第134話 第三者視点3

 結局、アンリエットの格好もエリザベートに合わせて白いワンピースに決まった。


「これなら文句無いでしょう?」


「あぁ、いいんじゃないかな」


「なんか私とお揃いみたいね」


「お嬢様、良くお似合いですよ」


 三人からお墨付きを貰ったアンリエットは頷きながら、


「さて、それじゃあ行きますかね」


 まずは先にアンリエットの方が馬車で出発した。屋敷を出てしばらく走った所で、


「ハンス、どう? 尾けられてたりしてない?」


「今の所確認できません」


 アンリエットにそう聞かれたハンスは後ろを振り返りながら答えた。


「そう。じゃあ予定通りに、こっちから向かって町の左側の方に進んで行ってちょうだいな」


「畏まりました」


 アンリエットが出てから一時間後にエリザベートが出発する予定になっている。少しだけ緊張して来たアンリエットは、思わず手を握り締めていた。



◇◇◇



 一方その頃、エリザベートの方も出発の準備を整えていた。


「お嬢、そろそろ出発するよ? 準備はいい?」


「なんかあなたに『お嬢』って呼ばれると変な感じね...」


 エリザベートはそう言って苦笑した。


「アハハ、確かに。
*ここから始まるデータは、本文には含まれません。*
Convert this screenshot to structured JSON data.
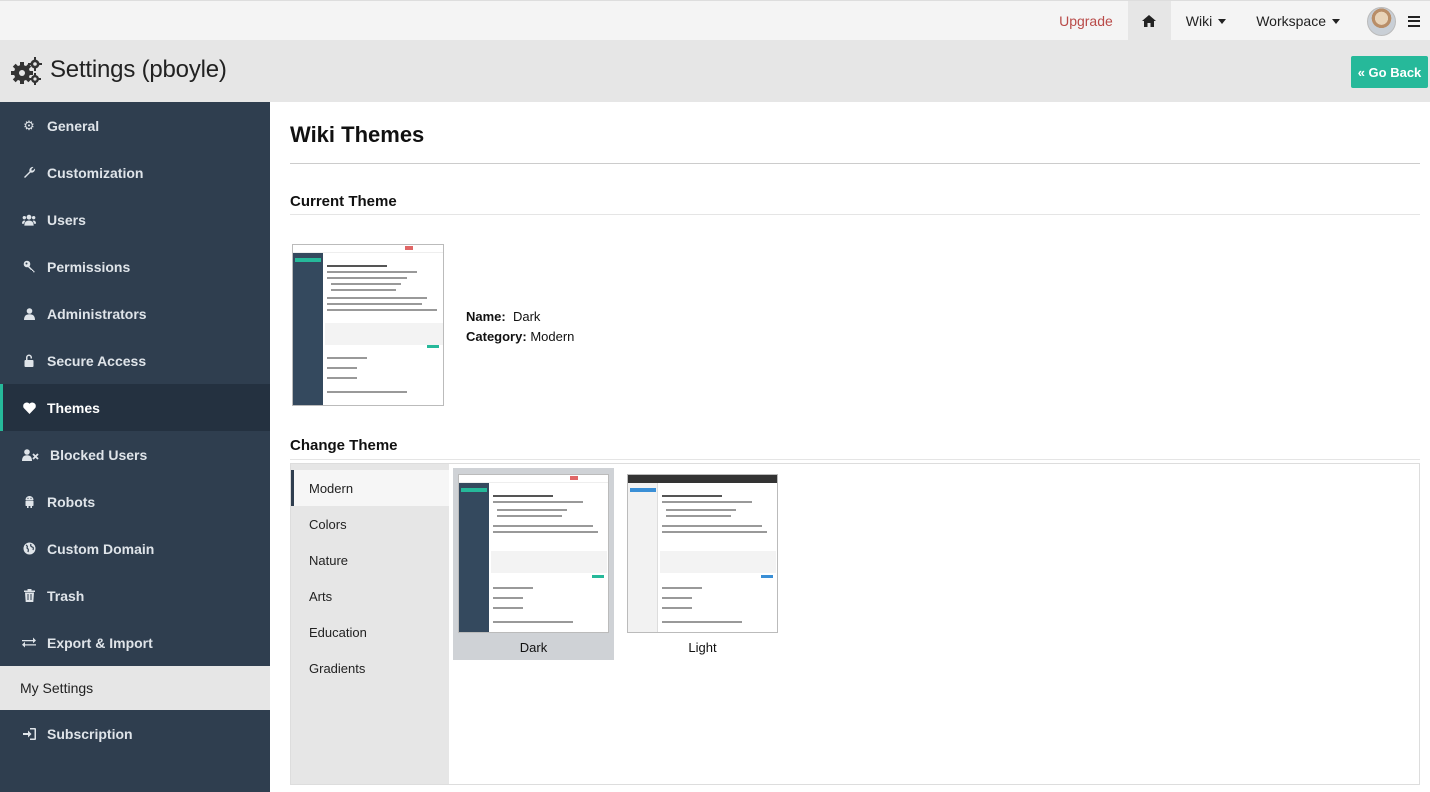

でもエリザベート嬢もお嬢には変わりない訳だし問題ないよね?」


「ウフフ、そうね。あ、そうそう。アラン。ちょっと聞いていい?」


「なに?」


「あなたとアンリエットって、単なる主従関係っていうだけでは収まらないような関係に見えちゃうんだけど、あなた的にはアンリエットのことをどう思ってるのかしら?」


「あ~...やっぱそう見られちゃってた? さすがに鋭いね~ お察しの通り、俺はアンリエットお嬢にゾッコン惚れ込んでるよ。なにせ見てて危なっかしい人だからね~ 心配で心配で目が離せなくなっている内に自然とそうなっちゃった~」


 アランはあっけらかんと認めた。


「やっぱりそうなのね...その気持ちをアンリエットに伝えたりは...」


「しないし、出来ないよ。立場的にも身分的にもね。この気持ちは墓の中まで持って行くつもり。だから間違ってもアンリエットお嬢には言わないでね?」


「切ないわね...分かった。決して公言しないわ」


 エリザベートは目を伏せながらそう言った。


「よろしくね。さて、そろそろ行こうか?」


「えぇ、そうしましょう」


 二人はアンリエット達とは反対方向、こっちから見て町の右側に向かって馬車を走らせた。


「どう? アラン? 上手く釣れた?」


「お嬢、後ろを振り返らないでね? 釣れたよ」


 アランは前を見詰めながらそう言った。


 エリザベートは気を引き締めた。